Ainsi, dans mon sac, me suit dans tous mes déplacements ce miroir acquis dans une brocante de la Châtre, lieu si cher à George Sand. En toute logique et contre toute argumentation rationnelle contradictoire, je me suis convaincue que ce petit miroir de poche lui avait appartenu (de quelle autre précédente détentrice pourrait-il s'agir puisque je l'ai trouvé précisément où est ssise la propriété de Nohant?) et que je détiens là une véritable relique. Sans doute la suivait-il aussi dans tous ses déplacements entre Paris et Nohant. Peut-être a-t-il été offert par l'un de ses amants ou la très tendre Marie Dorval, cadeau secret d'une relation provocatrice à l'époque? Ou est-ce un souvenir de son voyage à Venise avec Musset ou à Majorque avec Chopin? A-t-il vu ses yeux pleurer après une rupture ou l'a-t-il suivie lors de ses escapades nocturnes, déguisée en homme, même si je doute que George Sand ait eu beaucoup de cette coquetterie-là?
Je ne peux m'empêcher de penser que le petit paysage qui figure au dos de ce miroir a inspiré certaines dendrites aquarellées que l'auteure se plaisait à peindre, activité qui s'intensifia à la fin de sa vie. En histoire naturelle, la dendrite décrit de minuscules ramifications végétales fossilisées et imprimées sur des minéraux. En arts plastiques, il s'agit d'une technique aléatoire permettant de créer des images improbables. Au début des années 1860, George Sand se mit à réaliser de nombreuses dendrites. Sa technique, somme toute enfantine mais nécessitant de nombreux essais avant maîtrise, consistait à retoucher au pinceau ou à la plume une forme abstraite et nervurée obtenue par pression ou pliage de taches d’encre ou de pigment projetées sur le papier. Des paysages vaguement oniriques émergeaient de ces formes qu'elle retravaillait ensuite à l'aquarelle, et réhaussait de gouache et d'encre. Et elle contemplait longtemps ces taches avant de les métamorphoser en paysages, imaginant tout comme moi aujourd'hui les histoires qu'elles pourraient raconter.

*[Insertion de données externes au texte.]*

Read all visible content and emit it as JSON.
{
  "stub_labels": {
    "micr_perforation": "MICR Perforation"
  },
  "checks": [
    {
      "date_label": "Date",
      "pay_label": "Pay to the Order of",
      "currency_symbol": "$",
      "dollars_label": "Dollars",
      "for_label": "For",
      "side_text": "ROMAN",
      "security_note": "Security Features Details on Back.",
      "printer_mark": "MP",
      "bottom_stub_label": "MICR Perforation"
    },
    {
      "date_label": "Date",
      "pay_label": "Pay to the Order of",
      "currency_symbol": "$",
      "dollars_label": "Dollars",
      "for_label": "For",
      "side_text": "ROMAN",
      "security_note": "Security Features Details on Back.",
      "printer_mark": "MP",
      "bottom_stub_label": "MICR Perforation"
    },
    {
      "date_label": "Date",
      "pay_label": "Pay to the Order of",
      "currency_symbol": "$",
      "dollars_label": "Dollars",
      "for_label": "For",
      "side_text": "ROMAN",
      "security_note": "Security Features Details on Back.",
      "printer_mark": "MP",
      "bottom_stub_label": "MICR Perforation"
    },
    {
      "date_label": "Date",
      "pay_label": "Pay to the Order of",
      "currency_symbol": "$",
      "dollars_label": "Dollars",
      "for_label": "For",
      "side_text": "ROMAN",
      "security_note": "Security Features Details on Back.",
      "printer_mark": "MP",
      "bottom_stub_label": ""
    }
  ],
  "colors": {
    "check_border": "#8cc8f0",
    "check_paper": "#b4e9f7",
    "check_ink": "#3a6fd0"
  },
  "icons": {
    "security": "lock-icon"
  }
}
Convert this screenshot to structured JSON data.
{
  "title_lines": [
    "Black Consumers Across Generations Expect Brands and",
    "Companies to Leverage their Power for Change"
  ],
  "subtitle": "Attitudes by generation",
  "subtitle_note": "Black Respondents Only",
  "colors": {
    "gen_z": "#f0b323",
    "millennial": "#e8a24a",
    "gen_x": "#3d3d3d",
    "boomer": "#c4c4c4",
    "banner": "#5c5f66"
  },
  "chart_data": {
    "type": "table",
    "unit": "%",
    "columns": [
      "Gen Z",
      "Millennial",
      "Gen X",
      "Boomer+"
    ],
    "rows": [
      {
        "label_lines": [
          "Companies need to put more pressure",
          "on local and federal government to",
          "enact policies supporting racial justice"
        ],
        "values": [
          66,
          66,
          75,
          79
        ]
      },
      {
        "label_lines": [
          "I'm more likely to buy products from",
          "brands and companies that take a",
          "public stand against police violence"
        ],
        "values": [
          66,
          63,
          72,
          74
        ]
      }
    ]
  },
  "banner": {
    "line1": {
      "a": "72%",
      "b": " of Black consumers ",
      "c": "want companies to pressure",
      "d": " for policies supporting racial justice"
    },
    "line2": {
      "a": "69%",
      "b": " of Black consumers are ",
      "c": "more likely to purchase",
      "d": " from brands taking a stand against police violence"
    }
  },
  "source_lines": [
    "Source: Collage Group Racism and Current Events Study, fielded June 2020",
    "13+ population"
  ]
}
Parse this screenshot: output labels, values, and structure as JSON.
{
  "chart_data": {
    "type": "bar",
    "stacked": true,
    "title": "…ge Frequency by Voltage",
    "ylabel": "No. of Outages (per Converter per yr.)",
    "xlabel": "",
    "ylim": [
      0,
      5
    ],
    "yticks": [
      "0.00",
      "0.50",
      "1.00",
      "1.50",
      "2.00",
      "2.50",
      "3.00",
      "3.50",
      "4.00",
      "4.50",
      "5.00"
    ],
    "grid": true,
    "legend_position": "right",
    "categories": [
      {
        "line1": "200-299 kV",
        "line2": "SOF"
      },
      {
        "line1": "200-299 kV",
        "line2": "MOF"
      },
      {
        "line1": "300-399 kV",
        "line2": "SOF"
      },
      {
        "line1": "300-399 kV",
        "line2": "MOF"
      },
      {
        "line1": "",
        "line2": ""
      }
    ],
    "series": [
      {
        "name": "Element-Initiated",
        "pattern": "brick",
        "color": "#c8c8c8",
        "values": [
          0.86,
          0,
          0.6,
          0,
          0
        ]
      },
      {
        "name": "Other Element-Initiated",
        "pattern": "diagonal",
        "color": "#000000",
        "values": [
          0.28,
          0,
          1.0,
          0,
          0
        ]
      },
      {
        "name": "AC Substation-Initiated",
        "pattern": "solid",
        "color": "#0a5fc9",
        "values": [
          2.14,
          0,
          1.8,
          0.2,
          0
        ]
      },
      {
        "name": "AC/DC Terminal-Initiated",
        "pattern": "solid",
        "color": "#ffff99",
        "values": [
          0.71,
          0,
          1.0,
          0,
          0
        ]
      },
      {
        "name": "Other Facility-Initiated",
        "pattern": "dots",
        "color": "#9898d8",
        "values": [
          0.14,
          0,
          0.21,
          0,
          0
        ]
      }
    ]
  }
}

"Aurore et Gabrielle Dudevant-Sand, Monsieur Fadet et le vieux château"
"Touffe d'arbres au rocher rose"
"Coteaux boisés" (Château de Nohant)
Commentaires
Délicat ce petit miroir, et si romanesque "son" histoire ;-)
I love that you have such 'reliquaries' in your pockets! George Sand is a favorite of mine too, certainly her romance is evident in your collection!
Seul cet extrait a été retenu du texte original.